日本人の物語00674【鎌倉中期】悦子内親王のなぞかけ
後嵯峨上皇には悦子内親王(1259~1332)という娘がいました。徒然草第62段に、彼女が幼い頃に父の御所に赴く人に伝言として託したなぞかけ歌が取り上げられています。なかなか面白いなぞなぞだと思うので、紹介します。
そのなぞかけ歌とはこんなものです。
「ふたつ文字 牛の角文字 直ぐな文字 ゆがみ文字とぞ 君はおぼゆる」
この「ふたつ文字」「牛の角文字」「直ぐな文字」「ゆがみ文字」がそれぞれ、ある平仮名文字を表しており、答えは4文字の言葉になります。
一つ一つ考えていきましょう。
・ふたつ文字
これは、「ふたつ」というのを漢字に直してみればわかります。
「二」という漢字は、ひらがなの「こ」に似ていますね。というわけで、「ふたつ文字」とは「こ」を意味します。
・牛の角文字(うしのつのもじ)
これが一番難しいですね。牛の角に見えるような平仮名って何でしょうか。
ちょっと無理があるんですが、答えは「い」です。牛の角は2本、縦に並んでいるので「い」という文字に近いでしょう。
・直(す)ぐな文字
まっすぐな文字って何でしょう。「一」は横一線でまっすぐですが、平仮名でまっすぐというと、ちょっと思いつかないかもしれません。

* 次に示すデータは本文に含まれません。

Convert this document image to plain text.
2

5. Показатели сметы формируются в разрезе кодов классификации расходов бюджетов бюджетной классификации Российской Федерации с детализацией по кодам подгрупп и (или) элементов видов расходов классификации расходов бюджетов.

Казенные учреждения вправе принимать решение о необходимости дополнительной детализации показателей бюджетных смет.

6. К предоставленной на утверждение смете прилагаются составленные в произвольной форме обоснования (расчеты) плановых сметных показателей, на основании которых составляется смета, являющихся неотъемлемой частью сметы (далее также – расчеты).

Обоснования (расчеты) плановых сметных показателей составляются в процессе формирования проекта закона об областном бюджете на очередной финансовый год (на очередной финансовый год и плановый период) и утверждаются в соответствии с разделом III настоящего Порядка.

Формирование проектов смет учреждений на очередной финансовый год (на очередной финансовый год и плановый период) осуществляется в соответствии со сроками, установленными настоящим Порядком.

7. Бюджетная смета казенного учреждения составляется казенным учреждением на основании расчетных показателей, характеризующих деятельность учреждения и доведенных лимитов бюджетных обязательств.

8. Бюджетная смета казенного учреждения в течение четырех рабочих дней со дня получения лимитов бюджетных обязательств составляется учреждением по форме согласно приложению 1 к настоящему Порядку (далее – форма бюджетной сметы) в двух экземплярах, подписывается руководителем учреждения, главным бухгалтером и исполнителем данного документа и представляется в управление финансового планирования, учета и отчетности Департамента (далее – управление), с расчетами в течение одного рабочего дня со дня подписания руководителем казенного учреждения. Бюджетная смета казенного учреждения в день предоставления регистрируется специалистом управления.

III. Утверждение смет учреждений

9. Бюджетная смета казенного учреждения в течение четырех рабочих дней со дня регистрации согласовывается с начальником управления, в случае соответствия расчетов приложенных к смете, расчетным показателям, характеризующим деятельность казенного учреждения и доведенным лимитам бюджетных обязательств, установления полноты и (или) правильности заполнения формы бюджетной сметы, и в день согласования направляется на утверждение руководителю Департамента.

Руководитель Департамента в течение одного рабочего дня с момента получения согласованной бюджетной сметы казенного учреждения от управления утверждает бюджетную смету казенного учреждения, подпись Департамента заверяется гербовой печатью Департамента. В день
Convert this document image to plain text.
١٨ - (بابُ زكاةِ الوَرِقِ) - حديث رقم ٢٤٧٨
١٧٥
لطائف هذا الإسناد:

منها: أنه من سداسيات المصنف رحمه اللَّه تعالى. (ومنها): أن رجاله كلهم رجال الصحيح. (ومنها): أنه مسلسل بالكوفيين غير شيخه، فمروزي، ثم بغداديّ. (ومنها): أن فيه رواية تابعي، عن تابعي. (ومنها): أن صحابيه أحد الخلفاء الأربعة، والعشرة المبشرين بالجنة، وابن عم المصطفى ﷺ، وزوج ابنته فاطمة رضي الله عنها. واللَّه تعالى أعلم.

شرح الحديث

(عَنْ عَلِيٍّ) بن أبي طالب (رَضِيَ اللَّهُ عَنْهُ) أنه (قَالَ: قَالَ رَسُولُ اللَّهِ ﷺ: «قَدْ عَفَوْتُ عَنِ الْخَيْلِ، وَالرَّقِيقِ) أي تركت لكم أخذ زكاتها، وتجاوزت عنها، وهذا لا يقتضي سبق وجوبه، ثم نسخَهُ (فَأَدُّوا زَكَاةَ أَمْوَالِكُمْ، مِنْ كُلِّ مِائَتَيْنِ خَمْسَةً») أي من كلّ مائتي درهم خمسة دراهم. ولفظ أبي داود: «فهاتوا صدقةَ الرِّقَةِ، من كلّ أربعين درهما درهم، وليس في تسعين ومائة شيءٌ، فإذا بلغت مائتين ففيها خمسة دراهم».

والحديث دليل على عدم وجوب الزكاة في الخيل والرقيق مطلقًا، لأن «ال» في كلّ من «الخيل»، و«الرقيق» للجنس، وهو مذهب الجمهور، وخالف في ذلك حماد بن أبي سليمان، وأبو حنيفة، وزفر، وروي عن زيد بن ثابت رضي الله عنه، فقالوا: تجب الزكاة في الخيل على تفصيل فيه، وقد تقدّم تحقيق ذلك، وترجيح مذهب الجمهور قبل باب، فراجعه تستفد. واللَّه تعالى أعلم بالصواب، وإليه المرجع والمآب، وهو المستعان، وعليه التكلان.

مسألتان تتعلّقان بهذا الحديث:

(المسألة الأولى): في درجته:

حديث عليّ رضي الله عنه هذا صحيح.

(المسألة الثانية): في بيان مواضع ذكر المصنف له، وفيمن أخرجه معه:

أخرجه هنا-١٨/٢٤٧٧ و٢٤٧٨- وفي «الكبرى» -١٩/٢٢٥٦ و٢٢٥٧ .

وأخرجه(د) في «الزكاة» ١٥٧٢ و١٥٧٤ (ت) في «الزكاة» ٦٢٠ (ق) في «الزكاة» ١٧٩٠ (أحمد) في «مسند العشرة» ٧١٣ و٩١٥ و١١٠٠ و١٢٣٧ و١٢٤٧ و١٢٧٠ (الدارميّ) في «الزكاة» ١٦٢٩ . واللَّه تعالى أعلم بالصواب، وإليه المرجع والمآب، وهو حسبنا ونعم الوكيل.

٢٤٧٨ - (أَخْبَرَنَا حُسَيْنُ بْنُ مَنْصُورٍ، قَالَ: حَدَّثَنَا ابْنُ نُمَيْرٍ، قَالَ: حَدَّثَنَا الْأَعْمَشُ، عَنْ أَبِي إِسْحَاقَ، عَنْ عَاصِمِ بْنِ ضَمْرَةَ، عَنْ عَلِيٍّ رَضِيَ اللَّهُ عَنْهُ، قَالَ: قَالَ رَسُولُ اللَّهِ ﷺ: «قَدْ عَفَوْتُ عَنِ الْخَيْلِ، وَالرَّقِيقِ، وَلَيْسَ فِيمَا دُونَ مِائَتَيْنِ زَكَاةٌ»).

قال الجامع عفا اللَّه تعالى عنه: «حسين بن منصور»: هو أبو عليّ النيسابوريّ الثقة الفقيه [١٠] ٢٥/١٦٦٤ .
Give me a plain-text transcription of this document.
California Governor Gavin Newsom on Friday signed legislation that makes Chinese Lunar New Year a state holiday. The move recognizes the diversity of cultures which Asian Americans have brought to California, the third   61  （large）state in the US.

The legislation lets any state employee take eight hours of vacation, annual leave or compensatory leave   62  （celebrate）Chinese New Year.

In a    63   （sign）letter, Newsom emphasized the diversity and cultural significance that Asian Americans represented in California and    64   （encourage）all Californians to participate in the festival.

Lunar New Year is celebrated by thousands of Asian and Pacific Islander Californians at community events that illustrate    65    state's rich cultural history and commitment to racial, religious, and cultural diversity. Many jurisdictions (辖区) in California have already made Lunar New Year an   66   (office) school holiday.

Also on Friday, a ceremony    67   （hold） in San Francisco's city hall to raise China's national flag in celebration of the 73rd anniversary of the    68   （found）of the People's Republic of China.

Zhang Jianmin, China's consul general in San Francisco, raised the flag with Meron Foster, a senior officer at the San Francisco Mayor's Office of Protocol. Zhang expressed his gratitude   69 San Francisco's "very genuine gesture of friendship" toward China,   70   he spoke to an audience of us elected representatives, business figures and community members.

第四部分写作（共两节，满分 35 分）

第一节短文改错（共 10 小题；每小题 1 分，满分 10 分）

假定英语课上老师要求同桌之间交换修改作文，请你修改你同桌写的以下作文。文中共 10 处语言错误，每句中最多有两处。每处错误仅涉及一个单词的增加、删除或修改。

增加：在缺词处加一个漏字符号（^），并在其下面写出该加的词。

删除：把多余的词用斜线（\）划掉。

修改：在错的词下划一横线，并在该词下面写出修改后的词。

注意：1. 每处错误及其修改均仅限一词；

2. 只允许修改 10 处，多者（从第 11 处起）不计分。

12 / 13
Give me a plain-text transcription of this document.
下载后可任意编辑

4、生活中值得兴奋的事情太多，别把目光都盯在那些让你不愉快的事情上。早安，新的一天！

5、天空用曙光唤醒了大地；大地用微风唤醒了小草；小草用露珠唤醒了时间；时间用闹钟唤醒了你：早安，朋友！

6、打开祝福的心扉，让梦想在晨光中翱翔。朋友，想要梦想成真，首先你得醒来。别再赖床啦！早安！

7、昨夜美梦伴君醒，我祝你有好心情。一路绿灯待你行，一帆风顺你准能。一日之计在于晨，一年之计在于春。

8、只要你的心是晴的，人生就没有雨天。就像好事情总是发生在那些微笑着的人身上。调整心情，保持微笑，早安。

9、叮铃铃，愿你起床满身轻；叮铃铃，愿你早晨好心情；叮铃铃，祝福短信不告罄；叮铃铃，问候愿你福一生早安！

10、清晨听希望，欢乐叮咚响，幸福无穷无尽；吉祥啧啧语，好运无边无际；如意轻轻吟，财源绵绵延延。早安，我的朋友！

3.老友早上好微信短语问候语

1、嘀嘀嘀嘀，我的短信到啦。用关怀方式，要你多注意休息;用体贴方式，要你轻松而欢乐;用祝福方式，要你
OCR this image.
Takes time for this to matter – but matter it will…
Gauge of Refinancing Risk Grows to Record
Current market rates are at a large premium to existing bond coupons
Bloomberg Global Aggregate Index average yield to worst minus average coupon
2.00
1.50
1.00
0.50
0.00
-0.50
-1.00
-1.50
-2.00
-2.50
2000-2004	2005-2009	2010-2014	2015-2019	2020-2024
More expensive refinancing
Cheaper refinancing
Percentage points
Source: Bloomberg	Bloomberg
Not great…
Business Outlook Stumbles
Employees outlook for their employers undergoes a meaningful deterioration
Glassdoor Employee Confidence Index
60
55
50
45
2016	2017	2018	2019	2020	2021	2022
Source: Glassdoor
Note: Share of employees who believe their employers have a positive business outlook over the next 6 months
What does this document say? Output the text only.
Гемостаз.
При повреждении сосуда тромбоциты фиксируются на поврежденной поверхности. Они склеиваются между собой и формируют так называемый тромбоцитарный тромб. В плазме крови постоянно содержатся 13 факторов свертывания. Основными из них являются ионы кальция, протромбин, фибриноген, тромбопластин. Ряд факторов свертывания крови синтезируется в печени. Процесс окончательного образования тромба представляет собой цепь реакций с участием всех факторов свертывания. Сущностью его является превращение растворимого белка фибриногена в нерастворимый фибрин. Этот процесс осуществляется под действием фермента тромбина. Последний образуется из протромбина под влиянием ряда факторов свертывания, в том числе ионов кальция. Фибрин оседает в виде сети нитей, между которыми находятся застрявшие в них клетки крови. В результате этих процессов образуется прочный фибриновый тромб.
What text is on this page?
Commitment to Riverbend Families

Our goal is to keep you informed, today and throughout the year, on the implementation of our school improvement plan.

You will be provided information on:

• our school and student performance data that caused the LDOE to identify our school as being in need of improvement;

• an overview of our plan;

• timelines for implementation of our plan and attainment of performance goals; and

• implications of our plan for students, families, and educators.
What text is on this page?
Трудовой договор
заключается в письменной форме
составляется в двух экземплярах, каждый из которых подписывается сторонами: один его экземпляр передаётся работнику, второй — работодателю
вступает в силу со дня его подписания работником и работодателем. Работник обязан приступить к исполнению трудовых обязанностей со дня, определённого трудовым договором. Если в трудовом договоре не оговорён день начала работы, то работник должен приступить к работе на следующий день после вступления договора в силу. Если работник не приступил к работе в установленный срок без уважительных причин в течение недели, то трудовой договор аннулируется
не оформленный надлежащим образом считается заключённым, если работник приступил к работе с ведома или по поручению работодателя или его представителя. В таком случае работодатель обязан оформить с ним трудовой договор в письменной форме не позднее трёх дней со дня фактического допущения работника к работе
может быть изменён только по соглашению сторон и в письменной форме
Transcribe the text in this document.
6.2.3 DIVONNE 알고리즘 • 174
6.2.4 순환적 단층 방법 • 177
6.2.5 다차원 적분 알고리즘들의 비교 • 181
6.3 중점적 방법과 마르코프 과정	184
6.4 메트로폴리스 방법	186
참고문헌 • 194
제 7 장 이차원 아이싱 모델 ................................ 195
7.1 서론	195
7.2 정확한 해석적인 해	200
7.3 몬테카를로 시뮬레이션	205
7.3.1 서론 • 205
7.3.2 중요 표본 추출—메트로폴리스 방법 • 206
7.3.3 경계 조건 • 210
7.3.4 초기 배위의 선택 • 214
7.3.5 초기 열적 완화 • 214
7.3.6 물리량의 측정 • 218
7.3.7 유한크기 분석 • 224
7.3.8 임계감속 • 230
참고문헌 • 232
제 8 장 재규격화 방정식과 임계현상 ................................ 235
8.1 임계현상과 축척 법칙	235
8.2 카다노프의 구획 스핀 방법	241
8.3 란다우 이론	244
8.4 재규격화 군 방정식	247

答えは「し」です。「し」という文字は、現代でこそ、最後の下のあたりがくいっと右に曲がっていますが、鎌倉時代にはほとんど縦一本の線でした。
・ゆがみ文字
ゆがんだ文字といえば、おわかりですね。「く」です。
以上、4文字を並べると、「こいしく」となりますね。そう、父親のことを「こいしく」おぼゆると言っているわけです。
なかなか風流ななぞかけで、おそらくは幼い悦子内親王が自分で考えたものではなく、誰かから聞いたものでしょう。
この時代の仮名遣いだと、本来は「こひしく」と書くべきとも思われますが、そこはなぞなぞですから、厳密に考えなくてもよいのでしょう。